Hi, Tim. I recommend against it — simply because it is increasingly in-effective. Because of the abuse of the system. Two quotes for you: “the big push on ‘social’ selling has seemed to turn a lot of SDR teams into “send a LinkedIn invite then try to sell them 5 minutes after they accept” https://www.linkedin.com/in/andersenmike and “Here’s what I get from social selling; a LinkedIn invitation, acceptance of invitation, and receipt of an email that clearly shows they know nothing about my company, me or my needs. I’ve gotten to the point where I’m not accepting very many LinkedIn invitations as they seem to be an invitation to SPAM me.” https://www.linkedin.com/in/michaeljones36
Great article with solid content. I’m currently evaluating Sales Navigator. I think your technique would be a great resource for very high dollar, niche sales. The email template would be solid, regardless. But would the ROI not be a ton better by avoiding the additional cost, all that time, by hiring a VA to put together a list, so statistically, you’re working from a much bigger field in far less time? I mean, going through all of that research and flirting on a completely cold prospect, doesn’t seem very effective ROI unless you have a very specific niche and high value, no?
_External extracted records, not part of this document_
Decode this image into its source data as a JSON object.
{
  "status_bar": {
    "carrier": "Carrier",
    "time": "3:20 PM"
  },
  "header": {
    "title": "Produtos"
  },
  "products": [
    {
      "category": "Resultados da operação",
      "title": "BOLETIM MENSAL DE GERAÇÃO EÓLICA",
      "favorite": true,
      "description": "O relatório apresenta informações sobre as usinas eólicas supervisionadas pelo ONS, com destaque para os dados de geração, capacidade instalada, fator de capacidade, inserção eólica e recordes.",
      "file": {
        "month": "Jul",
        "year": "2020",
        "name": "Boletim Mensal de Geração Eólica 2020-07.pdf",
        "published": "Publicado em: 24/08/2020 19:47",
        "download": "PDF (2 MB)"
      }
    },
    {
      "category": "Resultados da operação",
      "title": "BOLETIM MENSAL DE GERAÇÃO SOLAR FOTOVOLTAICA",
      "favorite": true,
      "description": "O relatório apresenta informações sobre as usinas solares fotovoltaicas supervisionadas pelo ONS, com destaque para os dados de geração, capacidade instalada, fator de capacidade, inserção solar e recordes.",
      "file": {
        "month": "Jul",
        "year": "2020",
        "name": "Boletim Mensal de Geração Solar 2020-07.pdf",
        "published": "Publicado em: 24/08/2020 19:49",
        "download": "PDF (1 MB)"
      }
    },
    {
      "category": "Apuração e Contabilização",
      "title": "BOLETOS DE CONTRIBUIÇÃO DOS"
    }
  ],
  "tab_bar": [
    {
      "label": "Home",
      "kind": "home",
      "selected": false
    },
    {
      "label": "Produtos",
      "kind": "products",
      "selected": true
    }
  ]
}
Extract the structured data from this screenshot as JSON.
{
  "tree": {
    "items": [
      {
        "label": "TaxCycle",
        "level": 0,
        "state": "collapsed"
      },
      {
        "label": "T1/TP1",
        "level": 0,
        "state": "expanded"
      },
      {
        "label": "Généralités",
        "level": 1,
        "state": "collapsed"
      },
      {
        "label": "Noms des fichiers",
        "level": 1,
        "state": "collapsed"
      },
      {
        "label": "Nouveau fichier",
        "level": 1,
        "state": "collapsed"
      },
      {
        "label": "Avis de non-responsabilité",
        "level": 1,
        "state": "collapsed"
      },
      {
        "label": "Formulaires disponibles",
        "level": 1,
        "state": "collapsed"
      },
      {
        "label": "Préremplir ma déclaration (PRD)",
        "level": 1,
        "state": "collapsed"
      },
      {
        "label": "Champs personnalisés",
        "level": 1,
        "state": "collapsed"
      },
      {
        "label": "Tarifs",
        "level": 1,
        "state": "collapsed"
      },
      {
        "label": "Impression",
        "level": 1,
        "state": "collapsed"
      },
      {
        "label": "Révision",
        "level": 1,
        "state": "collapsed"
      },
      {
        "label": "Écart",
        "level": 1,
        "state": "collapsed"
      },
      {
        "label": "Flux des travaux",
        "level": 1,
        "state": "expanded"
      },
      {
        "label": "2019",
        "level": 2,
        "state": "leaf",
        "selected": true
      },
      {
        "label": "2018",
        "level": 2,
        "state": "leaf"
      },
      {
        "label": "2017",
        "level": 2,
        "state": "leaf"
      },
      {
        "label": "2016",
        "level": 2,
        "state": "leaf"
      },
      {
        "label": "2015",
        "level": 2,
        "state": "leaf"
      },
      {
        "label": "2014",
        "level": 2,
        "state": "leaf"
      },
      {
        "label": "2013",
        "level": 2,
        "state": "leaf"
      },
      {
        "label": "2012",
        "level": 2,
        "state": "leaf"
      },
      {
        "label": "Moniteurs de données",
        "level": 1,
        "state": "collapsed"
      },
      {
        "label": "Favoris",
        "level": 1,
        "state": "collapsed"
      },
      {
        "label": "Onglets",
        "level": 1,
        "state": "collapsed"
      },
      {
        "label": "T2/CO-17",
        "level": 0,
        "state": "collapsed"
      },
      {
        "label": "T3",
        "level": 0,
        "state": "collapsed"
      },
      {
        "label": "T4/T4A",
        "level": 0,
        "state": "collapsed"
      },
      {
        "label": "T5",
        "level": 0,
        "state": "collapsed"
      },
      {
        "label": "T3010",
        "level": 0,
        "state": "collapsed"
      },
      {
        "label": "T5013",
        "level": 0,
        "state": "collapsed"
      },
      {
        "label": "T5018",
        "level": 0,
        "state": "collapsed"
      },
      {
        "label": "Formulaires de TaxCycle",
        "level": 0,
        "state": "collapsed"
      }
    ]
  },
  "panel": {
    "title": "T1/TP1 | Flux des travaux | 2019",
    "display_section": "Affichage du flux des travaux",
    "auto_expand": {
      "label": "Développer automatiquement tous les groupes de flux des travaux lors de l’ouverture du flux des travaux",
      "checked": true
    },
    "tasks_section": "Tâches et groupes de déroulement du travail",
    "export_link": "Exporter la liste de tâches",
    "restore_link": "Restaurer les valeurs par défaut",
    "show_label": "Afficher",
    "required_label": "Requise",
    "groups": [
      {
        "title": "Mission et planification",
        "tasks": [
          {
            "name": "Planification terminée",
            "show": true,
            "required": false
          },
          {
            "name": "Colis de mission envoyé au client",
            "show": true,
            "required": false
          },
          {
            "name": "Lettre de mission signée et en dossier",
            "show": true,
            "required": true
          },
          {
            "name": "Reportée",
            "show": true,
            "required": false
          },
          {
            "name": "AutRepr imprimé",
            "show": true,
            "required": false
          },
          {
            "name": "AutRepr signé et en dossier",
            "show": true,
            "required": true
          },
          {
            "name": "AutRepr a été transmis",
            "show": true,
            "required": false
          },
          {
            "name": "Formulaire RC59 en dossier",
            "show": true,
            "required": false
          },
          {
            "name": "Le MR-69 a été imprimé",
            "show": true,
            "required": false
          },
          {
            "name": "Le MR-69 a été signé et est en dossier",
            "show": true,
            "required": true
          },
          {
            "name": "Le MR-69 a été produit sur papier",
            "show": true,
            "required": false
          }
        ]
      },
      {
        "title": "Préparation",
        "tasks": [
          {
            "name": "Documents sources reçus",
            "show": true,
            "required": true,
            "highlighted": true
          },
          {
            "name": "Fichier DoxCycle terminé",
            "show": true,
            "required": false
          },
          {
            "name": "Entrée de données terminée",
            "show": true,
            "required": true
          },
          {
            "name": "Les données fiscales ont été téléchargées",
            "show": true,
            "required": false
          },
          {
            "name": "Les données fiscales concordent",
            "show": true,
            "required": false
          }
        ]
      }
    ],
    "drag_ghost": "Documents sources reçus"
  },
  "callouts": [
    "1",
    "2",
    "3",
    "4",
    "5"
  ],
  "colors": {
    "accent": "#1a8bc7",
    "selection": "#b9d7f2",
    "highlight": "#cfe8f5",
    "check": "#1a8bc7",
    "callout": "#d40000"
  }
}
Thanks, Bob. Yes. There are different approaches based on what you’re selling and to whom. Your thoughts are spot-on. Many of my students are selling simple products/services that don’t require 6 months and 4 sign-offs (people) to get the deal done. Our Academy http://oth.me/SS-Academy offers tips & techniques for both kinds of sellers.
Thanks for the reply, Jeff! Cool niche you have developed for yourself, here! Thanks for the reply 😉
In my opinion the LinkedIn Sales Navigator to clients who work in a team (Sales Teams) or who only rely on LinkedIn to get clients. It’s very specific branch.